PWI Kaltim Mengecam Aksi Intimidasi 'Buzzer' Terhadap Jurnalis: Bukan Bagian dari Pers!

Aksi penyebaran data pribadi (doxing) yang menimpa Achmad Ridwan, pendiri media lokal Selasar.co di Kalimantan Timur, memicu reaksi keras dari Persatuan Wartawan Indonesia (PWI) Kalimantan Timur.

Ridwan menjadi korban doxing setelah mengkritik praktik serupa yang dilakukan oleh akun-akun yang diduga merupakan buzzer pemerintah kota. Ketua PWI Kaltim, Abdurrahman Amin, menyatakan keprihatinannya atas insiden ini dan mengecam tindakan tersebut sebagai bentuk intimidasi terhadap pekerja pers dan kebebasan berekspresi.

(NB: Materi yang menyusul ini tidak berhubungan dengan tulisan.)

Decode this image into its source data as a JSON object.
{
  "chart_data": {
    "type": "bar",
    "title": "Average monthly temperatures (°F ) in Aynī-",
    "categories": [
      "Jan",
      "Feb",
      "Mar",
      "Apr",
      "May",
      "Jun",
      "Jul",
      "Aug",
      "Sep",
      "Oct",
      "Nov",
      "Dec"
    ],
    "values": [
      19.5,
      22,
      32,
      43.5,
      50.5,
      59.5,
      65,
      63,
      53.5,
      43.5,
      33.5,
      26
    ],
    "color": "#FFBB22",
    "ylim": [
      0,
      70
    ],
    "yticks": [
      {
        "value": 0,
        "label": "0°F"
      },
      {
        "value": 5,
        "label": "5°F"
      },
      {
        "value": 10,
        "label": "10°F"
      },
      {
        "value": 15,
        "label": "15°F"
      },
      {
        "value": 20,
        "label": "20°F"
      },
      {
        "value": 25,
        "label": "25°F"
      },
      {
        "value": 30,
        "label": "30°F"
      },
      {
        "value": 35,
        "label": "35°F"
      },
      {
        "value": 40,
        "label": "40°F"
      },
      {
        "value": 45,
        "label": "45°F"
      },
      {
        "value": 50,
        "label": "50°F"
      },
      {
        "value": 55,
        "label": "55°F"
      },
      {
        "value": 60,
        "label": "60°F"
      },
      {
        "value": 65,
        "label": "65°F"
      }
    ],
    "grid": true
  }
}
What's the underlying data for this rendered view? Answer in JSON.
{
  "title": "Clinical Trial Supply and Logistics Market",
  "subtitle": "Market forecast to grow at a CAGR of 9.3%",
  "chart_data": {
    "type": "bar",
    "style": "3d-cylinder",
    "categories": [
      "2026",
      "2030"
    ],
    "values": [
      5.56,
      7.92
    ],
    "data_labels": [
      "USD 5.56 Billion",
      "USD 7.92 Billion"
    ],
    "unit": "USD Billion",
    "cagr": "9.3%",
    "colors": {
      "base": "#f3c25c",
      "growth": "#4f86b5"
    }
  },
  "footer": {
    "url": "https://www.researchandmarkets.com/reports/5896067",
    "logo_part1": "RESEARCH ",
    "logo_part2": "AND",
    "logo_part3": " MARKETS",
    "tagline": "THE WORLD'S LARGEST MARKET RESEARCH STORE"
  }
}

"Ini bukan hanya masalah PWI. Ini adalah upaya pembungkaman," tegas Abdurrahman. Ia menambahkan bahwa buzzer bukanlah bagian dari pers dan kerap bertindak intimidatif di media sosial.

Abdurrahman menekankan bahwa kritik dalam dunia jurnalistik memiliki dasar metodologi dan kode etik yang jelas. Apabila terdapat kesalahan, seharusnya diselesaikan melalui mekanisme Dewan Pers, bukan dengan serangan personal, terutama yang dilakukan oleh akun-akun anonim. Tindakan doxing terhadap pemimpin redaksi media lokal seperti Selasar.co tidak dapat dianggap remeh. Menjaga ruang kebebasan berekspresi, khususnya bagi media yang menyuarakan kepentingan publik, adalah hal yang krusial.

"Jika hal ini dibiarkan, tidak hanya merusak demokrasi, tetapi juga membuat jurnalis enggan untuk bersuara," ujarnya. Ia mengingatkan bahwa kerja jurnalis dilindungi oleh undang-undang dan memiliki peran penting bagi masyarakat.

Kasus ini bermula ketika video berisi identitas pribadi Ridwan dan istrinya, termasuk informasi KTP seperti NIK, mulai tersebar di platform TikTok dan Instagram pada Minggu (11/5/2025). Penyebaran informasi ini terjadi sehari setelah Selasar.co memposting video monolog Ridwan yang mengecam aksi buzzer dan mengungkap identitas pribadi kreator konten TikTok dengan nama akun kingtae.life.

Dalam keterangan tertulisnya, Ridwan menyatakan bahwa konten-konten yang dibuat para buzzer justru memvalidasi kritiknya bahwa tindakan mereka harus ditertibkan karena mengganggu kebebasan berekspresi dan merusak demokrasi.

Video monolog berdurasi sekitar lima menit tersebut menggambarkan para buzzer sebagai bagian dari operasi sistematis yang dipelihara oleh pemerintah kota, yang ia sebut sebagai "Pemerintah Kota Bikini Bottom". Ia menyoroti pola serangan terhadap warga yang vokal terhadap pembangunan kota. Alih-alih mendapatkan tanggapan argumentatif, kritik yang disampaikannya justru dibalas dengan aksi doxing.

Meski menjadi korban doxing, Ridwan mengaku tidak gentar dan menyerukan masyarakat untuk tidak tinggal diam menghadapi pola serupa yang dapat menimpa siapa pun.

"Hari ini identitas konten kreator, juga identitas saya dan istri disebar. Tapi bukan tidak mungkin kelak identitas Anda dan orang tersayang juga akan disebar oleh para buzzer jika Anda berseberangan dengan mereka," ungkapnya.

Ridwan berharap agar pihak berwenang menindak tegas akun-akun yang menyebarkan data pribadinya. Ia juga meminta pejabat publik, terutama mereka yang berada di balik praktik buzzer, untuk tidak membiarkan aksi-aksi intimidatif ini terus berlanjut.

"Kritik itu vitamin bagi pemerintah. Karena tidak semua aparatur sipil negara berani menyuarakan kebenaran. Maka, kalau ada elemen luar yang memberi kritik, itu harusnya disambut, bukan diberangus dengan doxing," pungkas Ridwan.